Psychokinesis – the forgotten true story from 1970’s Russia
Government agencies from many countries seek out individuals who may possess superhuman powers and can be used for government gains. During any major wars, this task is viewed as even more important. During World War II Soviet scientists discovered and studied a Russian woman named Nina Kulagina who had Psychokinesis: the able to move and manipulate objects with her mind.
Simple experiments had her move a box of matches inside a sealed transparent box. Other experiments went as far as have her manipulate and eventually stop the beating heart of the frog. This spooky ability may have been aimed at hurting enemies of the Red Army, but Nina admitted that she cannot do the same to a live human. It made her too tired.
Her psychic abilities in general left a huge dent in her health. Every time she would manipulate objects, she would get sharp pains, and her vision would blur. After about 20 years of experiments she got worse and worse, and stopped all work until her death on April 11, 1990 at the age of 63. She took most of her secrets to her grave, but her story lives on as one of the most fascinating cases of real psychokinesis.
Nina Kulagina’s Extraordinary Abilities
Psychokinesis is referred in scientific literature as PK for short. This ability to manipulate matter with one’s mind—mind over matter—has been fascinating many scientists while many others are too skeptical to even study it. The ones who do, find extraordinary people around the world that mainstream science cannot yet explain.

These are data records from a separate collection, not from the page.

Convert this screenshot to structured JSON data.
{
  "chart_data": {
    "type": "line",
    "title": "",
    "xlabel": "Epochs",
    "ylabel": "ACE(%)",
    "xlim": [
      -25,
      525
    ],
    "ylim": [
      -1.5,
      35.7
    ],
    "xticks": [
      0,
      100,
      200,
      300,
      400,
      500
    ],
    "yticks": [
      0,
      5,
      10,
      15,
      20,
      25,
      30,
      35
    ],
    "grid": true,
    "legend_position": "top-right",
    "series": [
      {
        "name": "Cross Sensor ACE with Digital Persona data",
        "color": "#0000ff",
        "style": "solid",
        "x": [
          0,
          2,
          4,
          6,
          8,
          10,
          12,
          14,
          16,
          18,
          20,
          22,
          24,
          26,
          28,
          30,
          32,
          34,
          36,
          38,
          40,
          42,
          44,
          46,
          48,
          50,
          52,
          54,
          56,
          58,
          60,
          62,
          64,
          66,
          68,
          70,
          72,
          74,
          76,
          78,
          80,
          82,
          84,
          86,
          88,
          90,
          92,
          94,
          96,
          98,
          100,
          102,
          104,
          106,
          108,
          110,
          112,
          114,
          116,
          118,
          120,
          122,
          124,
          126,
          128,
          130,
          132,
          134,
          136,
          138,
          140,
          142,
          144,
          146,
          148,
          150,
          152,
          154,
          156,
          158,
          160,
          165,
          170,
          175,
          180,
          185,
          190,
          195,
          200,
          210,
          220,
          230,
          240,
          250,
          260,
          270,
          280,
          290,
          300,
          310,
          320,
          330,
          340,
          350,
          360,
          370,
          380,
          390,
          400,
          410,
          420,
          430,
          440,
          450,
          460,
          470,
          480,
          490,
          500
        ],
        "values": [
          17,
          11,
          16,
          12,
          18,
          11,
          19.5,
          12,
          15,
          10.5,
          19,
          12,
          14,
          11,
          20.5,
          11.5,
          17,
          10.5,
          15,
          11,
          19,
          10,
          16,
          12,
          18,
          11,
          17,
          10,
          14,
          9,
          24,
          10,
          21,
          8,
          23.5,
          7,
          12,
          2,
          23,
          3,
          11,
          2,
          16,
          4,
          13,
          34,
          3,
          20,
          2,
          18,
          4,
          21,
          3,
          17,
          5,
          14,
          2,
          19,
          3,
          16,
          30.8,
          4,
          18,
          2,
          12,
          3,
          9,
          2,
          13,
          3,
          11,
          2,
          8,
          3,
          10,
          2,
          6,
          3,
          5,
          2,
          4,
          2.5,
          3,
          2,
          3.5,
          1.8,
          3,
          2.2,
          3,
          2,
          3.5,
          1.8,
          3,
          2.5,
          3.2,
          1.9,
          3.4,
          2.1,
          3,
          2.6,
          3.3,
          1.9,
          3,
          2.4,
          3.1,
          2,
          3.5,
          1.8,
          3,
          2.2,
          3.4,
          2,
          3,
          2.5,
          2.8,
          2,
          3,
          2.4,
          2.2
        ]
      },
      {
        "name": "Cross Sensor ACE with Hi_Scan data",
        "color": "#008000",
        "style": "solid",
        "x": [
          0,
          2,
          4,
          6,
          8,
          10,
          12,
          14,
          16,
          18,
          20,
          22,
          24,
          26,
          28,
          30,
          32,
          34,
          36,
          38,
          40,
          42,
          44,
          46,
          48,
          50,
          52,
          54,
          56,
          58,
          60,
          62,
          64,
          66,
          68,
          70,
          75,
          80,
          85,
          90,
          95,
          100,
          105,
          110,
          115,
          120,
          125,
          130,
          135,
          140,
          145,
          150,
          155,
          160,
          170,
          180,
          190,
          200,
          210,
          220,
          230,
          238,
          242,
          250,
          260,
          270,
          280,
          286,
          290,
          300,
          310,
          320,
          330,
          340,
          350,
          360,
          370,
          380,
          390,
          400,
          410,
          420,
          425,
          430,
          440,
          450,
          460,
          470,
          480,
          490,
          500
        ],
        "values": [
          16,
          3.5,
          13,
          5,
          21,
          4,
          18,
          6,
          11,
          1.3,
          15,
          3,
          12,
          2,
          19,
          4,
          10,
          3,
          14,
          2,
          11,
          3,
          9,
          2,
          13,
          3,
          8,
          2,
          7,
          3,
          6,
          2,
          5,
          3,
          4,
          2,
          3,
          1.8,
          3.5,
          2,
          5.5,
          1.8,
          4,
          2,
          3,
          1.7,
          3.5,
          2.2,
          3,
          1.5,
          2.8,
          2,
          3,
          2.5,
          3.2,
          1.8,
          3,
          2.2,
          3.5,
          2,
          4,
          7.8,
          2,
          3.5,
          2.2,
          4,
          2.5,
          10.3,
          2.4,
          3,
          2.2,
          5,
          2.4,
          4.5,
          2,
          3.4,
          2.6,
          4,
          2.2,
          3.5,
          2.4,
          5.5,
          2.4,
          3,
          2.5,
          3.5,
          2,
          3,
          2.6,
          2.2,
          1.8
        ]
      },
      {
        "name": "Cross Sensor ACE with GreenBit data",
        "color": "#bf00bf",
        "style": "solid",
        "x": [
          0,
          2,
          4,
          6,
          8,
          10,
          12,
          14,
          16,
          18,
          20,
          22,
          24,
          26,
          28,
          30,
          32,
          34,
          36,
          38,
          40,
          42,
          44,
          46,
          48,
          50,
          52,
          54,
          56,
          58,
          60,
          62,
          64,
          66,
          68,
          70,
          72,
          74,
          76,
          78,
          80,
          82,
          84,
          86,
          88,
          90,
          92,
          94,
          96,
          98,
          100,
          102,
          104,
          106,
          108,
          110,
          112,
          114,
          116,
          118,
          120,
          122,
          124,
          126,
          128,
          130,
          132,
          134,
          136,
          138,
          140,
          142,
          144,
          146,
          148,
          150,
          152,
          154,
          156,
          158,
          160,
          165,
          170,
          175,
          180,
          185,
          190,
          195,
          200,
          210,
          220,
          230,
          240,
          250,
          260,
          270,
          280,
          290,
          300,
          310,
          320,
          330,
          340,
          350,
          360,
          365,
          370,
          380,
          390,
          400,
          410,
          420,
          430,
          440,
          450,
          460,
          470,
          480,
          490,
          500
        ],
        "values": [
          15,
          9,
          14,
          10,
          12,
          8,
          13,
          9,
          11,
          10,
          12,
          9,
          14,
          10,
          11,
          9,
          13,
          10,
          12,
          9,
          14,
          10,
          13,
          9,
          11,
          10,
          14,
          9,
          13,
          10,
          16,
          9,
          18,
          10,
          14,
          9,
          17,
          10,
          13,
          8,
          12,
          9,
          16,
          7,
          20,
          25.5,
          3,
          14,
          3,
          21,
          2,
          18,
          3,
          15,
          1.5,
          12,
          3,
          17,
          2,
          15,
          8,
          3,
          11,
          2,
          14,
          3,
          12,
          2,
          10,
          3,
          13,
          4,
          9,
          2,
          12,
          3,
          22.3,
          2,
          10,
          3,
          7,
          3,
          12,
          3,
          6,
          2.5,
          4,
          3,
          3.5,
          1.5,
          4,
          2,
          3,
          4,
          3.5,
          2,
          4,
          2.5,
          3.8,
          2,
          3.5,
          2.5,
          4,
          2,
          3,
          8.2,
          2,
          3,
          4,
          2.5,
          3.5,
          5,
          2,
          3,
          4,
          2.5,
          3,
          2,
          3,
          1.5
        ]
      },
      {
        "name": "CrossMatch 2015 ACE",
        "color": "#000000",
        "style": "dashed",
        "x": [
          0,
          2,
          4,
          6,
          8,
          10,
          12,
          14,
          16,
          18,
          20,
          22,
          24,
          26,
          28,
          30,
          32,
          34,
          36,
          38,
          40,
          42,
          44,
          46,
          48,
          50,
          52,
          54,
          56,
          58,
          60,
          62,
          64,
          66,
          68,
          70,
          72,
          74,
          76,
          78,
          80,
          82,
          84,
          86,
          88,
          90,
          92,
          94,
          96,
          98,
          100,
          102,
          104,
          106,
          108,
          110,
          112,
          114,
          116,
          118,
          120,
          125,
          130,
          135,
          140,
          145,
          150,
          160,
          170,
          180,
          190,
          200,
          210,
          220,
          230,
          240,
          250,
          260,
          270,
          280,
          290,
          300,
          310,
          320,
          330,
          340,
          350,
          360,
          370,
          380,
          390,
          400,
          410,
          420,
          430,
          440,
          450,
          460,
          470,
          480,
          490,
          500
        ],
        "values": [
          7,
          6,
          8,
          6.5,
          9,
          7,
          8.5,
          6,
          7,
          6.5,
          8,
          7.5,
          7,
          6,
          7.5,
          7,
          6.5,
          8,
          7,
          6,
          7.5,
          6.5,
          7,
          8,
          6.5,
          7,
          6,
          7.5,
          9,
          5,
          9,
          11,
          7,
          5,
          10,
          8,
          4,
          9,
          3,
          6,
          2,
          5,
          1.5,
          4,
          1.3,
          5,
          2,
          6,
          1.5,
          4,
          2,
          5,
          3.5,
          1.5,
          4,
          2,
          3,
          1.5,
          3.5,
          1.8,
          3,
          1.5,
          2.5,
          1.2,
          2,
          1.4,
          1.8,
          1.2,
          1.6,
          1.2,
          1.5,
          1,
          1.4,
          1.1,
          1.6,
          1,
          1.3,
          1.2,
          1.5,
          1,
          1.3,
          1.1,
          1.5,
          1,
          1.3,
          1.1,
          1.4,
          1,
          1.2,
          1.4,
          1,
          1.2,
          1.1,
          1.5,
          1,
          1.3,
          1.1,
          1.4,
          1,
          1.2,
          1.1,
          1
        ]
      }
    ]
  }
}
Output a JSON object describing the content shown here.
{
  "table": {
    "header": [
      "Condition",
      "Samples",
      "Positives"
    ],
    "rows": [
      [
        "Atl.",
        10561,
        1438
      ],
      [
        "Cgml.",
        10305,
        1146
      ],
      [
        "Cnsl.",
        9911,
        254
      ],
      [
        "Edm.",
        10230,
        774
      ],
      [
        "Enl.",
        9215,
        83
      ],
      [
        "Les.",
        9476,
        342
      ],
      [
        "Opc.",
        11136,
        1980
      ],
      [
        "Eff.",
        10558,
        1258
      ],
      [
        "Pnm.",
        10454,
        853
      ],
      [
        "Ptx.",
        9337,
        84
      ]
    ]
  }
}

People like Nina have been featured in one of NOVA’s series, the most watched scientific television show by PBS. The episode about psychic abilities ran in 1993, two years after Nina’s passing.
It showed Nina, also known as Nelya Mikhailova (her maiden name and variation of her first name in Russian), being studied by forty soviet scientists.
They witnessed Nina:
- make images appear on photographic film
- separate a broken egg into yolk and egg whites
- move many small objects without touching them such as sugar cube, or matches
- moving the magnetic needle on a compass
- creating a burn mark on human skin when touching another person
- disturbing the ray of a laser
- changing the pH level of water
When she was performing these extraordinary tasks, her body changes were recorded.
The most obvious change was her brain activity. While using her powers, her brain showed over 10 times more electrical activity than that of a regular human. Her pulse would also rise to an incredibly 240 per minute. All of this was recorded by a military laboratory and physiologist Dr. Genady Sergeyev.
The Challenges of Psychokinesis
“Heartbeat, brain waves, and force field fluctuations…The fields around the PK medium are stronger further away than close to the head. Mikhailova appears to focus these force field waves in a specific area,” writes Jeffrey Mishlove in his book: The PK Man: A True Story of Mind Over Matter. (Jeffrey Mishlove works in Transformational Psychology at The University of Philosophical Research).
Nina did not have the easiest life from working with the Red Army during the war at the mere age of 14, having to keep proving herself and her abilities to others for the rest of her life. Skeptics tried to destroy Nina’s name, to such a degree that one of the Soviet magazines accused her of being a fraud, but she sued and won.
She said her powers came from her mother who she witnessed move around household objects as a kid. As an adult her first abilities emerged first when she was angry and later from her own control. She always wanted to use them for good, but was never given a chance to. She never had children, so her abilities were not passed on by any bloodline.
Nina was not and is not the only one today who was able to show her psychic abilities. But she was one of the first who was recorded on camera. The CIA also performed their own experiments during the war, and likely still do today. Older psychotropic research can now be read in scientific literature. Many of these documents from the 1970’s—the time of the soviet experiments as well—are now declassified. Studying them can give you a glimpse into what is truly possible for the human kind.